18    A point she endeavoured to make was that I should set aside the earlier order and allow Robert to be represented in this proceeding either by a disability advocate or that I should alternatively refer him for legal assistance. Neither of those steps would be a useful step to take unless I had set aside the order requiring the appointment of a litigation representative. As I just explained, I am not minded to do that. That means the proceedings are now in the situation where they are stayed pending the appointment of a litigation representative, but it is agreed that there is no reasonable prospect of a litigation representative ever being appointed. There are, therefore, two possible futures for this case, one is that it remains perpetually stayed, the other is that the Court may dismiss it. It seems to me that the former state of affairs is not a desirable one.

19    In relation to the second, I had initially conceived that the failure by Ms Klewer to obtain the appointment of a litigation representative for her son might amount to a want of prosecution with the meaning of FCR 5.22(d). However, upon mature reflection, I do not think that what has happened can be characterised as involving a want of prosecution. One thing that is clear is that Ms Klewer has made concerted efforts to get a litigation representative, and her inability in the future to get one does not spring from a desire not to do so, but rather from the fact that a roadblock has effectively been reached which she cannot surmount.

20    I previously indicated in the reasons of 6 October 2020 that I would not be minded to accept the appointment of Ms Klewer herself as a litigation representative which would be the ordinary course. It is not necessary for me to speculate upon why it is that each of the persons who have been approached to act as a litigation representative has declined to do so. It is instead merely sufficient for me to observe that I do not think that a litigation representative is ever likely to be appointed in this proceeding.

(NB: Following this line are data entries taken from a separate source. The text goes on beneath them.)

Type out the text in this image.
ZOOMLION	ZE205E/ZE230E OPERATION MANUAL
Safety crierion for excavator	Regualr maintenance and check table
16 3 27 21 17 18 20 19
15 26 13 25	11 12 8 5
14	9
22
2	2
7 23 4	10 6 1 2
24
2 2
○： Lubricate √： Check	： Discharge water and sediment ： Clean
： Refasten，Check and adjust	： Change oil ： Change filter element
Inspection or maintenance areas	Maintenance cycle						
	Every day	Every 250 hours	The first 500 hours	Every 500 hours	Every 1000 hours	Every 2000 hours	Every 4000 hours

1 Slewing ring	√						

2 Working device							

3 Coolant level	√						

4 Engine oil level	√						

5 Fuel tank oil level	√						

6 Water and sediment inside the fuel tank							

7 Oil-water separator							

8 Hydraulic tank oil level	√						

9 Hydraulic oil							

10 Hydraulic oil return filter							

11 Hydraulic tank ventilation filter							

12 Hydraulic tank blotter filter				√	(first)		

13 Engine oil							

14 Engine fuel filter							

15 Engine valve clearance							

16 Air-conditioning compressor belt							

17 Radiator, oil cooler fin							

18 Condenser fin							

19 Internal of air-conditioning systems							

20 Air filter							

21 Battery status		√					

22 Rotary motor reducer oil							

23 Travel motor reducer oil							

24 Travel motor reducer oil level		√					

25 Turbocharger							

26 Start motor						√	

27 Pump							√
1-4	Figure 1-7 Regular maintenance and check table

21    The fact that the proceeding is not properly characterised as involving a want of prosecution under FCR r 5.22(d) does not mean that the Court has no power to deal with the matter. In the, perhaps, somewhat unusual circumstance of a stay being in place pending an appointment which it is now accepted is not likely ever to occur, it seems to me that the Court must have an inherent power to dismiss the proceedings. This is what I propose to do. The proceeding will be dismissed.

22    Following the delivery of the above reasons at the hearing, Ms Fisher indicated that the First Respondent did not seek costs. I therefore make no order as to costs. Although I floated the possibility at an earlier of hearing of considering on the present application whether I should direct the Registrar to commence proceedings against Ms Klewer seeking to have her declared a vexatious litigant, in the end I do not think her conduct of the present proceeding quite warrants taking that course. The case had a serious point to it and Ms Klewer, in her own way no doubt, did seek to procure the appointment of a litigation representative.

I certify that the preceding twenty-two (22) numbered paragraphs are a true copy of the Reasons for Judgment of the Honourable Justice Perram.